Orla, chapitre deux, michna quinze. Cette michna est presque identique à la précédente, qui traitait de la combinaison d'interdits, si ce n'est qu'au lieu du levain elle traite d'épices.
Texte de la michna :
"Tavlin chel terouma vechel kilaï hakérem chenaflou letoch hakdéra" - une épice de Terouma et une épice de kilaï hakérem qui sont tombées dans une marmite d'aliment en train de cuire.
"Lo baélou kedé letavel velo baélou kedé letavel" - chaque épice prise séparément, celle de Terouma et celle de kilaï hakérem, n'a pas la quantité suffisante pour créer un goût d'épice, et l'on ne peut pas percevoir le goût de chacune isolément ; ce n'est que par leur combinaison que l'on peut les goûter.

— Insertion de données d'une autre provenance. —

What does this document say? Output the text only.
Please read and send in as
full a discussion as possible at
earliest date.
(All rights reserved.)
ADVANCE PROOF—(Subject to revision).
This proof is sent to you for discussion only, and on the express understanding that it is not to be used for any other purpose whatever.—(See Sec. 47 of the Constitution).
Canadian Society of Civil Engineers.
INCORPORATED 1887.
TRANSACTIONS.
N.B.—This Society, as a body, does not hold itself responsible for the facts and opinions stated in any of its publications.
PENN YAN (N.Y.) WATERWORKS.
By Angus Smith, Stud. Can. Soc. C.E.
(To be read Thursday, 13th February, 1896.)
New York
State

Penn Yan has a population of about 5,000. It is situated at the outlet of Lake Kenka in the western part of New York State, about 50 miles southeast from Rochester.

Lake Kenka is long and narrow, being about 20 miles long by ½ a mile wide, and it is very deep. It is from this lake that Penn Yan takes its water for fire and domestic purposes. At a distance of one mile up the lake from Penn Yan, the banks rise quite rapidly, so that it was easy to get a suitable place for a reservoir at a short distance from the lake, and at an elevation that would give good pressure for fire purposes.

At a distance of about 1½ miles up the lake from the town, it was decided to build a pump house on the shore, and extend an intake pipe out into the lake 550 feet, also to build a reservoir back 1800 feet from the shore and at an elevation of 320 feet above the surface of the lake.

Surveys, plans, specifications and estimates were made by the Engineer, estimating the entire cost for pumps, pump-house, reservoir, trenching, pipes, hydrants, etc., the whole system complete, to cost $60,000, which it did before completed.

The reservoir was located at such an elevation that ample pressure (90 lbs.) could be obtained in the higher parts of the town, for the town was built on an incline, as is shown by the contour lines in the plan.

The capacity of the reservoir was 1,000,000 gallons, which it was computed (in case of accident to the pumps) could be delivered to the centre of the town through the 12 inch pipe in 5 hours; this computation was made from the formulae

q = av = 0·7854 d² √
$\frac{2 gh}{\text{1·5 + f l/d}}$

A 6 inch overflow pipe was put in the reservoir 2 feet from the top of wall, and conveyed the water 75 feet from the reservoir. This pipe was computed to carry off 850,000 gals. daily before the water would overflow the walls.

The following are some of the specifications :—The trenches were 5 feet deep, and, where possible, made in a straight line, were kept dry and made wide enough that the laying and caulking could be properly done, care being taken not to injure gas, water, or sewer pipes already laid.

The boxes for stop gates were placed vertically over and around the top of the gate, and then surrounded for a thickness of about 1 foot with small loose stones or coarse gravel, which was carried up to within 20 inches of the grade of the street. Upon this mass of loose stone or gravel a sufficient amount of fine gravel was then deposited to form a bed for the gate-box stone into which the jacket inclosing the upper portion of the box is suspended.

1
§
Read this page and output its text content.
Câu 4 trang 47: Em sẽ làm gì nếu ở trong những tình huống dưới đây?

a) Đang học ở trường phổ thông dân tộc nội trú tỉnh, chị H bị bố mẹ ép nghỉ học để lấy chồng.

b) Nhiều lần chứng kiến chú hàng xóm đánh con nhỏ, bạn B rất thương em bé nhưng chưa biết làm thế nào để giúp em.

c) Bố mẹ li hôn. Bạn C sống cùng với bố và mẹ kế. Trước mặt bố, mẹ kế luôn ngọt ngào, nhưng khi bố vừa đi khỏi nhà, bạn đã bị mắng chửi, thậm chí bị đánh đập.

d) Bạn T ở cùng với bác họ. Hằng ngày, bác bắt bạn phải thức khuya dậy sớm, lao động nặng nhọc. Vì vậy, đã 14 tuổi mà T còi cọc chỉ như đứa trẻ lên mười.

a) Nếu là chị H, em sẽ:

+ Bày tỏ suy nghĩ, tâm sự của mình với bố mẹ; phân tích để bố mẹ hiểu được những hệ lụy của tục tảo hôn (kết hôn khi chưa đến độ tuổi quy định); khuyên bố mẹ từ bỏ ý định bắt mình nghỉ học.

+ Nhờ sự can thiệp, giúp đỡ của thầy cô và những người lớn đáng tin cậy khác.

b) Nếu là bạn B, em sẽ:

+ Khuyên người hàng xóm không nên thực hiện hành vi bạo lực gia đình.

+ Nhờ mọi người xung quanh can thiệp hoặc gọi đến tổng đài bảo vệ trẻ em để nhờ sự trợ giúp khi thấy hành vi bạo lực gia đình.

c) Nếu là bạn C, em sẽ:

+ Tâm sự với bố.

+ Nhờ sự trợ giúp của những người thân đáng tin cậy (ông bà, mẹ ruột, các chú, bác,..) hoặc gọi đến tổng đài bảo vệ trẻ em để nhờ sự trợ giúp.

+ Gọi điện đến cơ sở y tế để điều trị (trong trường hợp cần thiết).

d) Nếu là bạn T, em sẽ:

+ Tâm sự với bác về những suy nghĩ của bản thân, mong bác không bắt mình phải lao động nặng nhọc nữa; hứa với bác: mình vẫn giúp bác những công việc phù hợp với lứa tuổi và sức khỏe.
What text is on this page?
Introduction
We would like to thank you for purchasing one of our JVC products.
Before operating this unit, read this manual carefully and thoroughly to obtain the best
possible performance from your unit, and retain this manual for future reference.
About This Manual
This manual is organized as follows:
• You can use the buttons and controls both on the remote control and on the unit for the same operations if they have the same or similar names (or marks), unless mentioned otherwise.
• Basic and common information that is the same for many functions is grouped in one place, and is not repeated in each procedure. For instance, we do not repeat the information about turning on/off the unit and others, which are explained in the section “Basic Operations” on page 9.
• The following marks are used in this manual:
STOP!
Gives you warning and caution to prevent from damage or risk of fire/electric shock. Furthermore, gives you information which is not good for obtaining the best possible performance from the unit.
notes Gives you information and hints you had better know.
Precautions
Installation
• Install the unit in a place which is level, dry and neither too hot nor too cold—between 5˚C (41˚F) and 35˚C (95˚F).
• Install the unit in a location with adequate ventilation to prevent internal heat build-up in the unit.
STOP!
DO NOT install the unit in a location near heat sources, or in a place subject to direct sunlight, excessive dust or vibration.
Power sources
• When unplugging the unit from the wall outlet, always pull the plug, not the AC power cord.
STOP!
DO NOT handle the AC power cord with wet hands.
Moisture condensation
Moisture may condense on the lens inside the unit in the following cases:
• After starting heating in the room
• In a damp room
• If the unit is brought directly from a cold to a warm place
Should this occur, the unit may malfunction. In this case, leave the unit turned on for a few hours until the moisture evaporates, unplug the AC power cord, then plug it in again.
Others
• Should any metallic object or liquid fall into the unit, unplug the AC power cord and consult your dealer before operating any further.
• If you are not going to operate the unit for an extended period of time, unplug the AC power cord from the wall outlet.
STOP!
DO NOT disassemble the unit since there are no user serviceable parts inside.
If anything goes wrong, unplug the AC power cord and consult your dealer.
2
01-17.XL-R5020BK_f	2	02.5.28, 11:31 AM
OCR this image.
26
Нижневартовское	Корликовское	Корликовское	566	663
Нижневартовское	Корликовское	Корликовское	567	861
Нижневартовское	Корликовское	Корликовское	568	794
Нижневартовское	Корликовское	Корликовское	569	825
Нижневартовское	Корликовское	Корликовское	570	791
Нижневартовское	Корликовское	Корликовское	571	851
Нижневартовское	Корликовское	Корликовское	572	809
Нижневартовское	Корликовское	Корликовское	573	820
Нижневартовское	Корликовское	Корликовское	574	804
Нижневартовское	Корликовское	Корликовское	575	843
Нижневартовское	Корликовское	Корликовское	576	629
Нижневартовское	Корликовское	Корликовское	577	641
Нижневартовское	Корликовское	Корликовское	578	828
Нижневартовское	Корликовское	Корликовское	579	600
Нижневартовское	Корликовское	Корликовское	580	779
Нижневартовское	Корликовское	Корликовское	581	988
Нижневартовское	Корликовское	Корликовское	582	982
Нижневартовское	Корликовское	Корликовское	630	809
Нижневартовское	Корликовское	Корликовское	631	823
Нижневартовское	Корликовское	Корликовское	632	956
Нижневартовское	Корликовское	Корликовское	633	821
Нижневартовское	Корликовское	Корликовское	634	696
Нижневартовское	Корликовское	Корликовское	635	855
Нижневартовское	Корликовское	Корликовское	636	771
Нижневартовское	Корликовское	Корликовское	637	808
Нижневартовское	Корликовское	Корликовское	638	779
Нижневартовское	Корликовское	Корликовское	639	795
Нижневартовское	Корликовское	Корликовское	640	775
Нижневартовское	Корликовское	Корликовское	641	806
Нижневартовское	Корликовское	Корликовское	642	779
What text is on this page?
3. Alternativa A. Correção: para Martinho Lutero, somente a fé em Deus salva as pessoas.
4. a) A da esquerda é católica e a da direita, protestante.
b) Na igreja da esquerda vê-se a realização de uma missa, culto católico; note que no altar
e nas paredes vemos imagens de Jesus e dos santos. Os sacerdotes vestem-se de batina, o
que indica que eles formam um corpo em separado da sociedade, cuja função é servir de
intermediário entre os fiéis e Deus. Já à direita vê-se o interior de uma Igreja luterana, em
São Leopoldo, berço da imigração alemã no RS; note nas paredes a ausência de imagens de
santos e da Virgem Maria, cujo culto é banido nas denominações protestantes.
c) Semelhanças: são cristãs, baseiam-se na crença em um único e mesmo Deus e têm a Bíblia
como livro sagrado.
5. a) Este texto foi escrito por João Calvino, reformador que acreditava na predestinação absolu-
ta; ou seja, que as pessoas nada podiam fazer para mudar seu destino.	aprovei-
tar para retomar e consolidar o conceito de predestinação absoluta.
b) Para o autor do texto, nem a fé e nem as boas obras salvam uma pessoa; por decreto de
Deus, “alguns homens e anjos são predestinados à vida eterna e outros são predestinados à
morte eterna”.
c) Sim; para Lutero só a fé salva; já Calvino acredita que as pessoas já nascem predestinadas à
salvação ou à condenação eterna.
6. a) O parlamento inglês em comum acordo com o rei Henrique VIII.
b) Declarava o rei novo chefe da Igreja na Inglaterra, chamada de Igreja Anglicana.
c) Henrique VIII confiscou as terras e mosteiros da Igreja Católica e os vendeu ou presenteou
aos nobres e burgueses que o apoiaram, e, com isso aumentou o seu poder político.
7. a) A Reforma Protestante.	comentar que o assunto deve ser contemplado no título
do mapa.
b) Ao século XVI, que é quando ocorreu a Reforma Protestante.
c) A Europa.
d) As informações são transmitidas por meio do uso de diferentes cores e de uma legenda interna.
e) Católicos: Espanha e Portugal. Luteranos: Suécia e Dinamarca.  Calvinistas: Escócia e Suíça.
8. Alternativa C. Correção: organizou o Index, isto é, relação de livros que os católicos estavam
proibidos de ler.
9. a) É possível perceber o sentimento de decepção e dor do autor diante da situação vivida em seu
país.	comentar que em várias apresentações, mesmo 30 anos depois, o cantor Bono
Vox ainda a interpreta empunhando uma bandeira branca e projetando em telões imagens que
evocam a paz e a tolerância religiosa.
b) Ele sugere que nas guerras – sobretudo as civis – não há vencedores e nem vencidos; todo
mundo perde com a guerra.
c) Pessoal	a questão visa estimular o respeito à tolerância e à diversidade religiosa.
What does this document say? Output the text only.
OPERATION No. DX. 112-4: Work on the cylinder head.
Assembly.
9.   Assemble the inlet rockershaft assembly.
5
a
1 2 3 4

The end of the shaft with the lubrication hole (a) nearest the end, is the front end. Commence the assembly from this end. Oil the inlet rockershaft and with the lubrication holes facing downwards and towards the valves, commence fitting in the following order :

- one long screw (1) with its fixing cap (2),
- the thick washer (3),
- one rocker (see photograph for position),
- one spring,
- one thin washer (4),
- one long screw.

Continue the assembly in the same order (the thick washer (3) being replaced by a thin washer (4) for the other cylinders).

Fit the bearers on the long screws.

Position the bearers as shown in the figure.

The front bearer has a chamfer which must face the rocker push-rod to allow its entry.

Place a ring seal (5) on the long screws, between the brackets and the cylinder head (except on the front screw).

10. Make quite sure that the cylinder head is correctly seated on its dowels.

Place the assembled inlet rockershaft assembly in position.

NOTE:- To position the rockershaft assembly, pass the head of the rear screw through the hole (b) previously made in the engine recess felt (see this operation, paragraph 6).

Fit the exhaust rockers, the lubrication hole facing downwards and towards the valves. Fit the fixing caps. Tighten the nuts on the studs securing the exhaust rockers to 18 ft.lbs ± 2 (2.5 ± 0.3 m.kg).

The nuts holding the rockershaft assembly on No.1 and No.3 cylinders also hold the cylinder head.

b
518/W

"Venitstarfou vetavlou" - la Terouma et le kilaï hakérem se sont combinés ensemble et ont assaisonné l'aliment.
La loi de la michna :
"Assour lezarim oumoutar lecohanim" - le profane, qui n'est pas kohen, a interdiction de consommer aussi bien la Terouma que le kilaï hakérem, et par conséquent les deux interdits se combinent pour lui rendre le mélange interdit. Mais au kohen c'est permis, car la Terouma lui est permise, et l'épice de kilaï hakérem seule n'a pas la quantité suffisante pour assaisonner l'aliment.
"Rabbi Chimon matir lezarim oulecohanim" - Rabbi Chimon permet le mélange même au profane, et il ne lui est pas interdit, bien que la Terouma comme le kilaï hakérem lui soient interdits. Son avis est que deux types d'interdits différents ne se combinent pas l'un avec l'autre.
La question des commentateurs : qu'apporte de nouveau cette michna ?
Les commentateurs ont du mal à comprendre pourquoi cette michna est nécessaire, car à première vue elle n'est qu'une répétition de la michna précédente.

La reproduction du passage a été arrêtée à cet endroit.